A total of 689 shells and bombs were unearthed, of which 210
were confirmed to be Japanese chemical weapons abandoned after
World War II.
The identified weapons have been confirmed to be filled with
mustard gas, lewisite, phosgene and other toxins.
The weapons had been sealed and placed in temporary storage,
awaiting final destruction, according to the office in charge of
abandoned weapons at China's Foreign Ministry
Chinese official statistics show Japan abandoned at least 2
million tons of chemical weapons at about 40 sites in 15 provinces
at the end of World War II, most of them in the three northeast
provinces of Heilongjiang, Jilin and Liaoning.
In the past nine years, China and Japan have worked together to
investigate, excavate, retrieve and pack the dumped weapons.
So far 37,499 chemical weapons and 200 tons of contaminated
items have been collected, but none have been destroyed.
"We are rather dissatisfied with Japan's slow pace of disposal,
" said Liu Yiren, director of the Japanese abandoned chemical
weapons disposal office under China's Foreign Ministry.
Liu stressed that the weapons, some still lethal or toxic after
decades, remained a threat nationwide, noting that leakages
involving injury or death have occurred.
One person died and 43 were injured in Qiqihar, Heilongjiang, in
one such incident last August. More than 50 bombs, including
chemical weapons, were found last month in a village near the same
city.
More than 2,000 Chinese have fallen victim to Japan's abandoned
chemical weapons, killed by leading toxic gas while working at
construction sites or on other occasions, according to China's
Foreign Ministry.
"The facts have proved again we have come to a situation where
no more delays can be tolerated," Liu said.

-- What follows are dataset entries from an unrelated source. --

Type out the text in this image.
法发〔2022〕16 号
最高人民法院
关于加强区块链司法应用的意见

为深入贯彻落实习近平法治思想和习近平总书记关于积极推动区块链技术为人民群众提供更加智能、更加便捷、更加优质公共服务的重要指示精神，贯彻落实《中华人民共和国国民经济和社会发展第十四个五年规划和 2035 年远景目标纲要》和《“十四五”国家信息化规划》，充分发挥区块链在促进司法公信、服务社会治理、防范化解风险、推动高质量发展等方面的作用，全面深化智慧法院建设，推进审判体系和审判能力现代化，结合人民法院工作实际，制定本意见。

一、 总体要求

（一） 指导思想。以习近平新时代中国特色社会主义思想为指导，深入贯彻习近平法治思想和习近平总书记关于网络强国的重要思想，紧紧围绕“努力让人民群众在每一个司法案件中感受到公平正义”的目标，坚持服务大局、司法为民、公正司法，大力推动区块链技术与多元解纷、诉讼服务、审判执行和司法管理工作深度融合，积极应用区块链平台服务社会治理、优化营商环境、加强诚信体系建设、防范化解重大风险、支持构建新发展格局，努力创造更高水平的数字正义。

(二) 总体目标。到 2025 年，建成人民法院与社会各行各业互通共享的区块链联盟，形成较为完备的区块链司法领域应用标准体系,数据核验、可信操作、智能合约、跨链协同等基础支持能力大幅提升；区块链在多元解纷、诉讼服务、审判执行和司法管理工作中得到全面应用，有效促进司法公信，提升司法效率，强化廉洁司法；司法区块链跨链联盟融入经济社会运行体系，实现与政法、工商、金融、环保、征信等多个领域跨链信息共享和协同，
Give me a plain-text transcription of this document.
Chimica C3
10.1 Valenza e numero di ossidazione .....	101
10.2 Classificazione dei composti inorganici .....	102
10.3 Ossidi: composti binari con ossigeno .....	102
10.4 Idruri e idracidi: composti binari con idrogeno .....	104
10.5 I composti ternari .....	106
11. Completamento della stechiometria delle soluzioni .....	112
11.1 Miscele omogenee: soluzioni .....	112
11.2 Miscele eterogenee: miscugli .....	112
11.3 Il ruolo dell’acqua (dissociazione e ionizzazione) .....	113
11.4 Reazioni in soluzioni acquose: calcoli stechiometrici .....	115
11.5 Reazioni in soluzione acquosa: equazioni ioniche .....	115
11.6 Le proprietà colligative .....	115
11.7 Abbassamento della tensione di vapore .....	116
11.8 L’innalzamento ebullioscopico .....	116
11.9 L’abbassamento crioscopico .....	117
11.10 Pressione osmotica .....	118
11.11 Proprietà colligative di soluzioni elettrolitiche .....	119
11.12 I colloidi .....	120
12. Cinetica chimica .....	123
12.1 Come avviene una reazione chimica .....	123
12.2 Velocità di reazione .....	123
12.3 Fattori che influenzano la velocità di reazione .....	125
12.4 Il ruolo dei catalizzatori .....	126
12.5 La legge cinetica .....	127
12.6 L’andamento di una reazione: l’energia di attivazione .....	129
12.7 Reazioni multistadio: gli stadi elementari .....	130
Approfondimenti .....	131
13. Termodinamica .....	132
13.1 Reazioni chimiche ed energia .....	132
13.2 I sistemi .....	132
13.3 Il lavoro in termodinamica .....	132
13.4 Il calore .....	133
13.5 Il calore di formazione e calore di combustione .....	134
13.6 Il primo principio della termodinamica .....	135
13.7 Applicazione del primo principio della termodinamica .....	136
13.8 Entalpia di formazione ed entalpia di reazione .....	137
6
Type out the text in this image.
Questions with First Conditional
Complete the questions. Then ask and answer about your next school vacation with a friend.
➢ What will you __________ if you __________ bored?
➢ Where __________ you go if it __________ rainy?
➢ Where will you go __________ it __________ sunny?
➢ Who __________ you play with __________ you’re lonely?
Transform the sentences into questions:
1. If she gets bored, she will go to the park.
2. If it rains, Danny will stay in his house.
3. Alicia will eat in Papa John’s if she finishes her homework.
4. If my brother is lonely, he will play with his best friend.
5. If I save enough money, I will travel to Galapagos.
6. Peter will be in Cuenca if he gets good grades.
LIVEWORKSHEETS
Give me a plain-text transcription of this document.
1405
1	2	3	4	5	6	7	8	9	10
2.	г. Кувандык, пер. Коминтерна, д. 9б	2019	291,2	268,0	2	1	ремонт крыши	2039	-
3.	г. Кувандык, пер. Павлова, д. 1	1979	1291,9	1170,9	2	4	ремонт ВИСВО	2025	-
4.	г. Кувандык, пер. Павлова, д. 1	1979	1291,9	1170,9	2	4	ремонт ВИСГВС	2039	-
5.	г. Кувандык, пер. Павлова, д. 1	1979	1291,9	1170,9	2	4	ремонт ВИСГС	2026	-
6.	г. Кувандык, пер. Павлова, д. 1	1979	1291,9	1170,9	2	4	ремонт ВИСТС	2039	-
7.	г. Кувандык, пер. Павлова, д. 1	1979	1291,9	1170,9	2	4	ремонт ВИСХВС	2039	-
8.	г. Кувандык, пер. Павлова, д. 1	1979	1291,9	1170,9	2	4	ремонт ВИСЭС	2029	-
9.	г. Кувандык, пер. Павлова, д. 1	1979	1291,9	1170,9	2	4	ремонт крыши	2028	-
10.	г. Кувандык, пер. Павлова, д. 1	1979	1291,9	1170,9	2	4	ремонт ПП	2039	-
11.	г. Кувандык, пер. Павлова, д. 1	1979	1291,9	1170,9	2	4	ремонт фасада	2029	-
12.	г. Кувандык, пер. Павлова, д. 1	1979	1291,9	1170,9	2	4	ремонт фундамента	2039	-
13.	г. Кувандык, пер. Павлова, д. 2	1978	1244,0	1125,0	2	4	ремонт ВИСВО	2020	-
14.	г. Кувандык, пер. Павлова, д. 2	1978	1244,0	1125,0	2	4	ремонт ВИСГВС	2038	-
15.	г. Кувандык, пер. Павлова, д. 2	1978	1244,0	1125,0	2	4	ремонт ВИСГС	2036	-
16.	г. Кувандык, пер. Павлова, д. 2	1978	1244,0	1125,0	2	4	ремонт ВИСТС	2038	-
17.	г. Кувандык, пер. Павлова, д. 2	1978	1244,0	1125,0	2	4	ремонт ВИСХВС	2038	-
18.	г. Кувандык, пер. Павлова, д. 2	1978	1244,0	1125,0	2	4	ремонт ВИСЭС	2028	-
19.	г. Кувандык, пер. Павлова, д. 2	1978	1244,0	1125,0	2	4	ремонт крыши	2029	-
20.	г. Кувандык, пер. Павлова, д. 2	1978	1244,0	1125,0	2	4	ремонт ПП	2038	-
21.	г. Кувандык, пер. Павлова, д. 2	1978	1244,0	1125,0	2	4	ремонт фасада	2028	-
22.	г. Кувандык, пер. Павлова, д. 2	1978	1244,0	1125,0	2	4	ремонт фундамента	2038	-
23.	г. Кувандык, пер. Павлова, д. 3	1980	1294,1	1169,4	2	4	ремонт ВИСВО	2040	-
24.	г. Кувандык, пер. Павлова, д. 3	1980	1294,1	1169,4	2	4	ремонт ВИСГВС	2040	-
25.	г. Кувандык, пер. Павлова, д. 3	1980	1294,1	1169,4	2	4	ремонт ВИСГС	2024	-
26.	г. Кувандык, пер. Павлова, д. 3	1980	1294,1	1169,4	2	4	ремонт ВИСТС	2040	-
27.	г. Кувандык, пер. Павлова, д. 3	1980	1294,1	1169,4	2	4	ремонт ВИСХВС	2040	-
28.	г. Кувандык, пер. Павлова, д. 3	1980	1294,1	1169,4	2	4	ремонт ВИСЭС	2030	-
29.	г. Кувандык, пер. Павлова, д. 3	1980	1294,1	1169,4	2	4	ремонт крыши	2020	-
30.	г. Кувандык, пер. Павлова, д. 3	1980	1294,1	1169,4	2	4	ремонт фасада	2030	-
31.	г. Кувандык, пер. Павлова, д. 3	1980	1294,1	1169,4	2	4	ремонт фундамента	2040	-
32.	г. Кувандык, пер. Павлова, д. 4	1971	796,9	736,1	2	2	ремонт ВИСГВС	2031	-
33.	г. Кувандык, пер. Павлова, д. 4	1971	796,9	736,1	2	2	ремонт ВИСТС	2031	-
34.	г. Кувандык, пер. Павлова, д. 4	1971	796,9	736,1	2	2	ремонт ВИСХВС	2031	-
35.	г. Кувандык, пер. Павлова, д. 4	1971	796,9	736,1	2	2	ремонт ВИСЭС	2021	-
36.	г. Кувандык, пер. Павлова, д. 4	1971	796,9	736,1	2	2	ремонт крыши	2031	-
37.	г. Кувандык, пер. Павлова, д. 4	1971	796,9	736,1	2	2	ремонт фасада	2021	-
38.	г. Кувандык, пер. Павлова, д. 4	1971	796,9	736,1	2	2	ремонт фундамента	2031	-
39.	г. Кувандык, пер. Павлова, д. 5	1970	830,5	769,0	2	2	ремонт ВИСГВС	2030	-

China and Japan have agreed to build a disposal facility for the
destruction of retrieved chemical weapons in Ha'erba Ridge of
Dunhua City, Jilin Province, neighboring Heilongjiang, where
670,000 chemical weapons have been confirmed dumped by Japanese
troops.
So far Japan has not disclosed any detailed information about
where they abandoned or buried their weapons, making it difficult
for China to trace and remove them.
The lack of information has also led to incidents.
China and Japan joined the United Nations Chemical Weapons
Convention in 1997. Two years later, they signed a memorandum, in
which Japan admitted that it had abandoned a large amount of
chemical weapons in China at the end of World War II.
Under the memorandum, Japan is obliged to remove the weapons by
April 2007 and provide all necessary funds, equipment and personnel
for their retrieval and destruction.
However, the Japanese government has asked for an extension of
the disposal deadline to April 2012.
"Judging from Japan's current pace of weapons disposal, we can't
be too optimistic about complete destruction by 2012," Liu
said.
At the request of the Chinese government, Japan sent more than
20 experts Wednesday to the Ning'an site.